LAKELAND, Fla. >> Intellectually, Jason Foley understood the strategy behind the decision. It made baseball sense. And with manager AJ Hinch orchestrating bullpen moves like a virtuoso all season, turning pitching chaos into a calculated weapon, one would’ve been hard-pressed to second-guess.

So, yes, Foley understood why Hinch essentially dry-docked him for all five game of the ALDS against Cleveland.

That doesn’t mean it didn’t hurt.

“I wasn’t thrilled about it,” Foley said on Sunday. “I guess I understand that it probably wasn’t the best matchup for me. He’d used me in a different role all year against that team. And obviously, we’ve got guys like Tyler Holton, Will Vest and Sean Guenther who can attack lefties better than I can.”

With his hard sinker and slider, the right-handed-throwing Foley is a menace to right-handed hitters. The sinker, though, is much less effective against lefties and it’s been a three-year process for Foley to find a consistent antidote for lefties.

And, Cleveland, with left-handed-hitting Jose Ramirez, Josh Naylor and Steven Kwan at the core of its lineup, has been a problem for him. In 17 career games against the Guardians, Foley has yielded seven runs (six earned) and 14 hits in 17 innings.

Ramirez is 3-for-11 with a triple, homer and five RBI. Naylor last year was 2-for-4 with two doubles and Kwan 2-for-8 with a triple.

Thus, Hinch deployed other bullpen options in the postseason.

“AJ was doing what he thought was best for this team, and I can respect that,” Foley said. “But I certainly thought I deserved to pitch in some capacity. I didn’t expect to pitch the most important situations, maybe. But I don’t think I should have been sat down for those games.”

Hinch appreciates Foley’s competitiveness. He wouldn’t expect anything different. Nor would he have done anything different in the series.

“The last series with Cleveland is not an indictment of (Foley’s) ability,” Hinch said. “It’s actually more positive about how well Holton, Guenther, Beau Brieske and Vest were pitching. But I think it did give him a ton of motivation to be able to be used in any inning against any hitter and have somewhere to go in and around the strike zone to get his outs.”

The rub, here, is that Foley made incredible strides against left-handed hitters last season. He added a four-seam fastball at the top of the zone and played his slider off that and it was a game-changer.

“I lessened my sinker usage against lefties from about 60% (actually, 58.5) to 38%,” Foley said. “That was a big thing.”

The results: In 2023, lefties slashed .299/.349/.495 with an .844 OPS. Last season, Foley knocked the numbers down significantly in all categories — .188/.300/.341 with a .641 OPS.

Lefties still crushed his sinker (.321, .536 slug) but were 1-for-25 with seven strikeouts and a 31.5% whiff rate against the slider and 2-for-19 with 10 strikeouts and a 40.5% whiff rate against the four-seamer.

“Listen, there are bad matchups for everybody,” Hinch said. “Nobody is immune to being a tough matchup against some guys. Obviously, him finding a way to consistently get the other side (left) of the plate out is important.
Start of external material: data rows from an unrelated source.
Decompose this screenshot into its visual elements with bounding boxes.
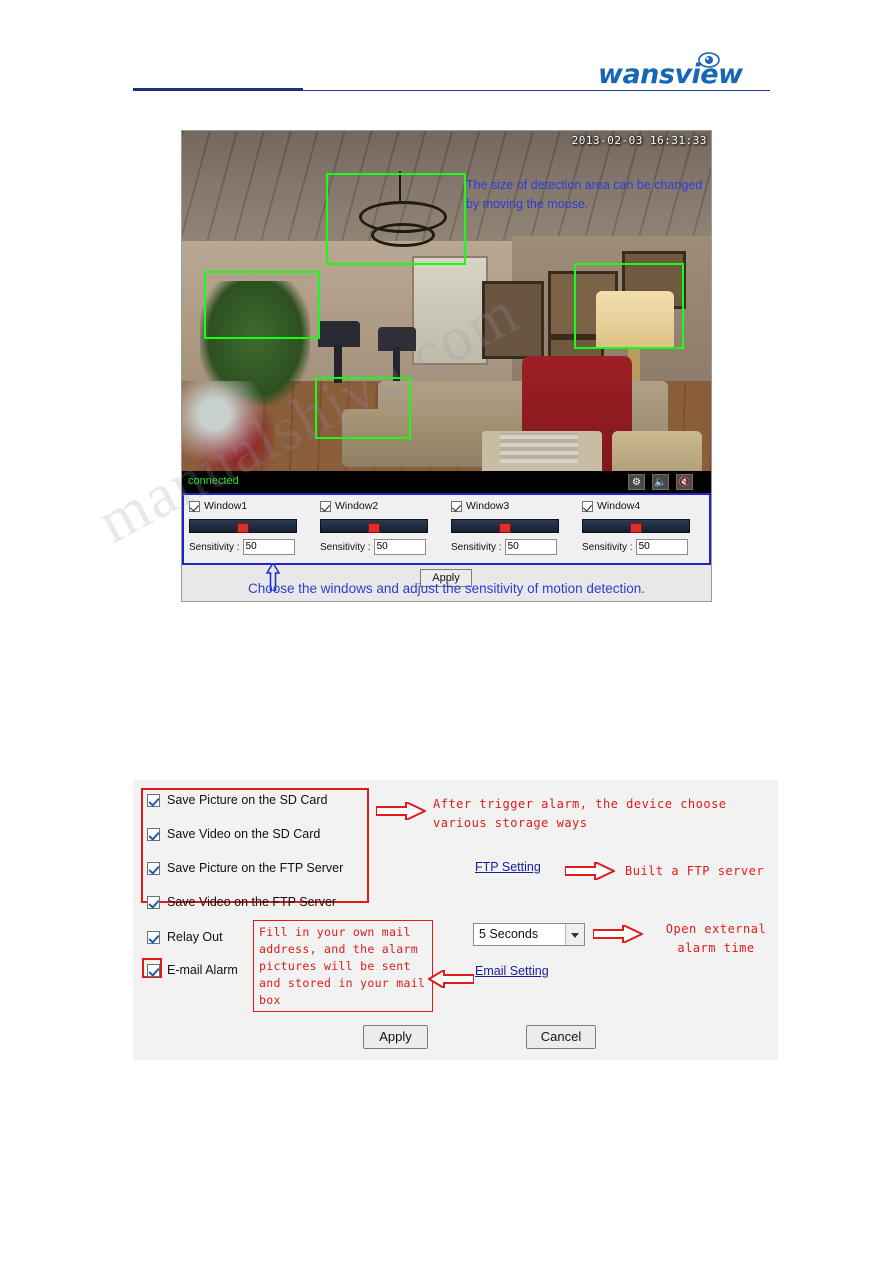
window3-checkbox[interactable] (451, 500, 462, 512)
option-save-picture-sd[interactable]: Save Picture on the SD Card (147, 793, 328, 807)
save-video-ftp-label: Save Video on the FTP Server (167, 895, 337, 909)
email-setting-link[interactable]: Email Setting (475, 964, 549, 978)
option-save-video-sd[interactable]: Save Video on the SD Card (147, 827, 320, 841)
window3-sensitivity-label: Sensitivity : (451, 541, 502, 553)
email-alarm-checkbox[interactable] (147, 963, 160, 977)
detection-window-3[interactable] (574, 263, 684, 349)
camera-live-view[interactable]: 2013-02-03 16:31:33 The size of detectio… (182, 131, 711, 493)
window-column-2: Window2 Sensitivity : 50 (315, 499, 442, 561)
window4-label: Window4 (597, 500, 641, 512)
option-email-alarm[interactable]: E-mail Alarm (147, 963, 238, 977)
motion-detection-figure: 2013-02-03 16:31:33 The size of detectio… (181, 130, 712, 602)
detection-windows-panel: Window1 Sensitivity : 50 Window2 Sensiti… (182, 493, 711, 565)
window3-slider-thumb[interactable] (499, 523, 511, 533)
email-note-annotation: Fill in your own mail address, and the a… (253, 920, 433, 1012)
window1-slider-thumb[interactable] (237, 523, 249, 533)
detection-window-2[interactable] (204, 271, 320, 339)
window3-label: Window3 (466, 500, 510, 512)
save-picture-ftp-label: Save Picture on the FTP Server (167, 861, 344, 875)
window4-checkbox-row[interactable]: Window4 (582, 499, 704, 513)
window-column-3: Window3 Sensitivity : 50 (446, 499, 573, 561)
save-video-sd-checkbox[interactable] (147, 827, 160, 841)
chevron-down-icon[interactable] (565, 924, 584, 945)
scene-flowers (182, 381, 274, 476)
alarm-cancel-button[interactable]: Cancel (526, 1025, 596, 1049)
ftp-annotation-text: Built a FTP server (625, 864, 765, 878)
video-timestamp: 2013-02-03 16:31:33 (571, 134, 707, 147)
alarm-apply-button[interactable]: Apply (363, 1025, 428, 1049)
relay-out-label: Relay Out (167, 930, 223, 944)
window3-checkbox-row[interactable]: Window3 (451, 499, 573, 513)
window2-checkbox[interactable] (320, 500, 331, 512)
detection-overlay-note: The size of detection area can be change… (466, 178, 703, 211)
window1-checkbox[interactable] (189, 500, 200, 512)
window3-sensitivity-row: Sensitivity : 50 (451, 539, 557, 555)
video-status-bar: connected ⚙ 🔈 🔇 (182, 471, 711, 493)
logo-text: wansview (598, 59, 743, 90)
window1-sensitivity-slider[interactable] (189, 519, 297, 533)
scene-window (412, 256, 488, 365)
annotation-arrow-ftp-icon (565, 862, 615, 880)
window2-checkbox-row[interactable]: Window2 (320, 499, 442, 513)
save-video-sd-label: Save Video on the SD Card (167, 827, 321, 841)
mic-mute-icon[interactable]: 🔈 (652, 474, 669, 490)
window-column-4: Window4 Sensitivity : 50 (577, 499, 704, 561)
alarm-interval-select[interactable]: 5 Seconds (473, 923, 585, 946)
window3-sensitivity-slider[interactable] (451, 519, 559, 533)
header-divider-accent (133, 88, 303, 91)
window2-sensitivity-slider[interactable] (320, 519, 428, 533)
settings-icon[interactable]: ⚙ (628, 474, 645, 490)
motion-detection-caption: Choose the windows and adjust the sensit… (248, 581, 645, 596)
annotation-arrow-time-icon (593, 925, 643, 943)
relay-out-checkbox[interactable] (147, 930, 160, 944)
window-column-1: Window1 Sensitivity : 50 (184, 499, 311, 561)
time-annotation-text: Open external alarm time (665, 922, 767, 955)
window2-sensitivity-input[interactable]: 50 (373, 539, 426, 555)
save-video-ftp-checkbox[interactable] (147, 895, 160, 909)
alarm-settings-figure: Save Picture on the SD Card Save Video o… (133, 780, 778, 1060)
annotation-arrow-email-icon (428, 970, 474, 988)
option-relay-out[interactable]: Relay Out (147, 930, 223, 944)
window4-sensitivity-row: Sensitivity : 50 (582, 539, 688, 555)
window4-sensitivity-label: Sensitivity : (582, 541, 633, 553)
wansview-logo: wansview (598, 52, 770, 93)
window2-label: Window2 (335, 500, 379, 512)
save-picture-sd-checkbox[interactable] (147, 793, 160, 807)
window4-slider-thumb[interactable] (630, 523, 642, 533)
save-picture-ftp-checkbox[interactable] (147, 861, 160, 875)
window1-sensitivity-label: Sensitivity : (189, 541, 240, 553)
email-alarm-label: E-mail Alarm (167, 963, 238, 977)
save-picture-sd-label: Save Picture on the SD Card (167, 793, 328, 807)
window1-checkbox-row[interactable]: Window1 (189, 499, 311, 513)
connection-status: connected (188, 475, 239, 487)
speaker-mute-icon[interactable]: 🔇 (676, 474, 693, 490)
ftp-setting-link[interactable]: FTP Setting (475, 860, 541, 874)
detection-window-4[interactable] (315, 377, 411, 439)
annotation-arrow-storage-icon (376, 802, 426, 820)
window3-sensitivity-input[interactable]: 50 (504, 539, 557, 555)
option-save-picture-ftp[interactable]: Save Picture on the FTP Server (147, 861, 343, 875)
window4-checkbox[interactable] (582, 500, 593, 512)
window4-sensitivity-input[interactable]: 50 (635, 539, 688, 555)
window2-sensitivity-row: Sensitivity : 50 (320, 539, 426, 555)
window2-slider-thumb[interactable] (368, 523, 380, 533)
window1-label: Window1 (204, 500, 248, 512)
option-save-video-ftp[interactable]: Save Video on the FTP Server (147, 895, 336, 909)
window2-sensitivity-label: Sensitivity : (320, 541, 371, 553)
window1-sensitivity-input[interactable]: 50 (242, 539, 295, 555)
detection-window-1[interactable] (326, 173, 466, 265)
window1-sensitivity-row: Sensitivity : 50 (189, 539, 295, 555)
camera-eye-icon (698, 52, 720, 68)
scene-picture-1 (482, 281, 544, 359)
alarm-interval-value: 5 Seconds (479, 927, 539, 941)
window4-sensitivity-slider[interactable] (582, 519, 690, 533)
storage-annotation-text: After trigger alarm, the device choose v… (433, 797, 727, 830)
scene-tablecloth (500, 433, 578, 463)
Some of that will be his pitch mix. He’s worked pretty hard on that upper-rail four-seam fastball and his flirtation with different secondary pitches.”

The next phase of his arsenal against lefties is the changeup. That’s been long under construction. The average velocity on the pitch last season was 92 mph, just 5 mph under his sinker and four-seam. Lefties were 4-for-13 against it with no strikeouts and a low (20%) whiff rate.

“I’m going into this spring and just keep attacking lefties,” Foley said. “I felt like I improved against them a bunch last year. In 2023, I could understand the decision (to sit him). Lefties hit me extremely well. But last year, the OPS was in 600s. That’s pretty good.

“I’m just going to come in here and keep showing them.”

Foley is 29 now and has come too far and endured too much in this game to carry grudges or walk around with a chip on his shoulder. Undrafted out of Division II Sacred Heart University, signed by the Tigers in 2016, Tommy John surgery in 2018, missed 2020 because of the pandemic — being shelved for the most important series of his life hurt, but it’s not the worst thing he’s had to deal with.

“I love Jason Foley; I love his story,” Hinch said. “He’s had to work really hard to get here and it’s not been easy for him. We laugh about the first time I met him. It was my first spring training here (2021) and he was in the hot-and-ready (alt site) camp and not as an official member of camp, and he’s quickly become someone I trust.

“He pounds the strike zone and that’s always easy for a manager to like. But the personality behind the scenes and how he’s grown at this level, we have a lot invested together.”